Au final, je crois que nous avons une société qui, à force de se vouloir idolâtre de la réussite sociale (et donc nécessairement économique), s’est vue devenir ce que les grands chantres du communisme craignaient : une société de classes, une société découpée et cloisonnée pour le bonheur des uns, l’insouciance de quelques uns, et surtout le malheur des autres. La crise ? Si ce n’est les placements douteux et les risques de découvrir quelques mois le chômage, ces bobos la connaissent-elle ? En toute franchise, j’en doute, si ce n’est à travers les images de la lucarne colorée, à travers la détresse d’ouvriers soldés sur l’autel du tout argent, ainsi que par la courbe de leurs placements. Qu’on se le dise : le bobo est un connard (et je pèse mes mots), qui a oublié que l’humanisme, ce n’est pas que lire le canard enchaîné, prétendre être de gauche… et piétiner les grandes idées dès que leur statut social est en danger.

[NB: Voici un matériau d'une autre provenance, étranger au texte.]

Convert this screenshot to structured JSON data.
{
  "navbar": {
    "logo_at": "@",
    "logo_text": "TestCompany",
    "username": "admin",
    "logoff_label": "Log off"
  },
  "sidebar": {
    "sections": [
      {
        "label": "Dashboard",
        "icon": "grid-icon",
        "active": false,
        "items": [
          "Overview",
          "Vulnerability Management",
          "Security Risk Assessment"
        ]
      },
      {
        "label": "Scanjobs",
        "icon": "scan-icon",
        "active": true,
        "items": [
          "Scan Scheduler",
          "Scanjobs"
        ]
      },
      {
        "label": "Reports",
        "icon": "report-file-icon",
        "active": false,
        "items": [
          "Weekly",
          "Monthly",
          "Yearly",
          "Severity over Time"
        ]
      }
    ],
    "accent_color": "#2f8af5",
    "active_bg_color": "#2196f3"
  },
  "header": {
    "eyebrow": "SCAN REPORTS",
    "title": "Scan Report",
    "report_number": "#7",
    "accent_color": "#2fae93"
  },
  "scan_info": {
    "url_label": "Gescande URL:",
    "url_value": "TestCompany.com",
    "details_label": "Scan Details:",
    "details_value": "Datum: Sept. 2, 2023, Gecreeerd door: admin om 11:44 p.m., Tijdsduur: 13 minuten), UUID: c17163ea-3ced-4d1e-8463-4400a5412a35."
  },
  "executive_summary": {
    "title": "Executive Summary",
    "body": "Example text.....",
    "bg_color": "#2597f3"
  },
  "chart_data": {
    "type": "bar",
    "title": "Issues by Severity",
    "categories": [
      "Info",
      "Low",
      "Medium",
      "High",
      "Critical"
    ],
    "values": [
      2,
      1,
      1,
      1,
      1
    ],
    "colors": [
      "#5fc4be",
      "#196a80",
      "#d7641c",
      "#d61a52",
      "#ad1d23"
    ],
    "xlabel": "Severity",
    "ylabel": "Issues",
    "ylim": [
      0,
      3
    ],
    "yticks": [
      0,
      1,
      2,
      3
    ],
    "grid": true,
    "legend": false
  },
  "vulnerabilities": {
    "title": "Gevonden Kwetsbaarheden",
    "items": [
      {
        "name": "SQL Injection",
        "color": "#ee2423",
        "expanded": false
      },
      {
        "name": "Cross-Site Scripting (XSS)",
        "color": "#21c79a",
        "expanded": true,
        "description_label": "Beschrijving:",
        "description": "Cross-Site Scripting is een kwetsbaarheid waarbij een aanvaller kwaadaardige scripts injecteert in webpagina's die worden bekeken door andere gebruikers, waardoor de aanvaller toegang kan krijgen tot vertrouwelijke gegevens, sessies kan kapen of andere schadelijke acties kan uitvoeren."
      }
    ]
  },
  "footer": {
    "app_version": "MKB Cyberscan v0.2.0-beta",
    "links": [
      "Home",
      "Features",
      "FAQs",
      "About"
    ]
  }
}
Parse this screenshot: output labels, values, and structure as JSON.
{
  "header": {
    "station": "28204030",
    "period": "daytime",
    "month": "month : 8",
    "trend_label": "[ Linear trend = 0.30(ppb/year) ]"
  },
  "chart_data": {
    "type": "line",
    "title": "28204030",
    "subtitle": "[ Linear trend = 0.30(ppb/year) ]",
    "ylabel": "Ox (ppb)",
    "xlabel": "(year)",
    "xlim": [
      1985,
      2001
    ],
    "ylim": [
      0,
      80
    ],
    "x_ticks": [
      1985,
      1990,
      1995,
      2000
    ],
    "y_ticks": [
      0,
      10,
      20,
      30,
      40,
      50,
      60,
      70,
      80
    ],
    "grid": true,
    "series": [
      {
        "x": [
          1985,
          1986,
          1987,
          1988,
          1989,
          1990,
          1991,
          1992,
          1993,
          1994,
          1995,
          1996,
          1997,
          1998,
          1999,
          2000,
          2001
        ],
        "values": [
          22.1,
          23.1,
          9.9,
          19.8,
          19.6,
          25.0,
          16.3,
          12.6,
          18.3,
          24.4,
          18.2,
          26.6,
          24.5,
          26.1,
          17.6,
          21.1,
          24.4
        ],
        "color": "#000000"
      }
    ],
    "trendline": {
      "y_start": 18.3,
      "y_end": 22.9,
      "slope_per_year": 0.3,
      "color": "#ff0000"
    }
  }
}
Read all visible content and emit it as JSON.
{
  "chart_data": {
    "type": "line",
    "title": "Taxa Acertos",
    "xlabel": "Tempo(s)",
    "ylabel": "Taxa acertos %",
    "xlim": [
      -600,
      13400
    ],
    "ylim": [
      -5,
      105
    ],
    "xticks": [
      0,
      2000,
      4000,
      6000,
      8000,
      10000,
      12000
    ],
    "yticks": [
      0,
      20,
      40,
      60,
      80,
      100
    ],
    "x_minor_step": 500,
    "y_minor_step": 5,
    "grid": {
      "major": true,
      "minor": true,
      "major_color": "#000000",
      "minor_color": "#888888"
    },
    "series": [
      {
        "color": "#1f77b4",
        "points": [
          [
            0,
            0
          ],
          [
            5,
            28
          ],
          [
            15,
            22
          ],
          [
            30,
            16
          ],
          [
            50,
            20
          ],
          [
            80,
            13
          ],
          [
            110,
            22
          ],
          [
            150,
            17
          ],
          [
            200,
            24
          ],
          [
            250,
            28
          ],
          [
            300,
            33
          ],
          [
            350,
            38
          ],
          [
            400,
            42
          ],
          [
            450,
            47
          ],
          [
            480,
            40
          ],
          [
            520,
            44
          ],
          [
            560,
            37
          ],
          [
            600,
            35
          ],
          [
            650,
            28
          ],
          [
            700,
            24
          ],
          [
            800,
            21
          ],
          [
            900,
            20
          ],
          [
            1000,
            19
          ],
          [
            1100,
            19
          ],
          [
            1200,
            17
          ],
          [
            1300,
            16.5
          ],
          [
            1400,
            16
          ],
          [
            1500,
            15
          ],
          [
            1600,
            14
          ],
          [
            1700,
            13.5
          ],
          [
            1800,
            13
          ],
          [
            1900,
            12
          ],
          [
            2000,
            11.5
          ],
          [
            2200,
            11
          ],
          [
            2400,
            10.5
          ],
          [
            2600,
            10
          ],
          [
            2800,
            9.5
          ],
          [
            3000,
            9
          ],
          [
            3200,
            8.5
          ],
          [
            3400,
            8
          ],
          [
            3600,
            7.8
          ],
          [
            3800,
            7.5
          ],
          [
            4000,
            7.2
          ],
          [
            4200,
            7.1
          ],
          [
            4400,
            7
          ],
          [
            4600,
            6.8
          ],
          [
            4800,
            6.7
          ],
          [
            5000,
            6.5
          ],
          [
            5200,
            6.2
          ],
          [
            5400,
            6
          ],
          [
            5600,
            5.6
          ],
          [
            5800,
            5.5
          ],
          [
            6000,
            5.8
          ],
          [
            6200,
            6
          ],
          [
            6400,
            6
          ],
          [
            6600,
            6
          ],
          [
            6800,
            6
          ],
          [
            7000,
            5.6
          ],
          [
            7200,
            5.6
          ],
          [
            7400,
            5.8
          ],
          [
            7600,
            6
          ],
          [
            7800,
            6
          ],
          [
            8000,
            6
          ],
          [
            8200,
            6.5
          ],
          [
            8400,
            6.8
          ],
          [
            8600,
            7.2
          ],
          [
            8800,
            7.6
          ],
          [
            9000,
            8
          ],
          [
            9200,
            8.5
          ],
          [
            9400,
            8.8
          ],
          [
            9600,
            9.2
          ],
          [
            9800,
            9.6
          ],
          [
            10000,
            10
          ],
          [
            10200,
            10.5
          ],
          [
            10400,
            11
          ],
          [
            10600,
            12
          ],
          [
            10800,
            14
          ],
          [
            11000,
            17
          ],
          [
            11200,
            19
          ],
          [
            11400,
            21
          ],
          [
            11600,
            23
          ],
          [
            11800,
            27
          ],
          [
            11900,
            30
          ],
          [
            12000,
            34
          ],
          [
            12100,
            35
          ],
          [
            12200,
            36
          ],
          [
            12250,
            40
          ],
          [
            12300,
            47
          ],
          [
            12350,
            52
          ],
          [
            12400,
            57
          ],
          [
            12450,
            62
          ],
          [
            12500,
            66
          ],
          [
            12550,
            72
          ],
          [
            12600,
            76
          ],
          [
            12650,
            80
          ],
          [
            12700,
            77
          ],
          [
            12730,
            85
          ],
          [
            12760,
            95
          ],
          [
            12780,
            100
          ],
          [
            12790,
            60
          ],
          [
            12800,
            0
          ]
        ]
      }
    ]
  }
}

Alors les bobos ? Inquiets ? Vous le devriez. Pour le moment, la crise existe, elle est tangible, mais elle est encore très loin d’avoir fait tous les dégâts qu’elle aurait dû. Que ferez vous quand la faim touchera ce que l’on appelait les prolos ? Vous cacherez vous derrière ces flics que vous vilipendiez la veille ? Changerez vous le « dress-code » en « tenue anonyme » ? Pour ma part je laisserai la vindicte vous rappeler que la société est une unité, et non juste « nous, puis éventuellement les autres s’ils en ont les moyens ».

2 commentaires:

Thoraval a dit…

Tu es plus conciliant que moi sur cette engeance.

Anonyme a dit…

c'est bien dit et tellement vrai (oh pardon "trop") !!!!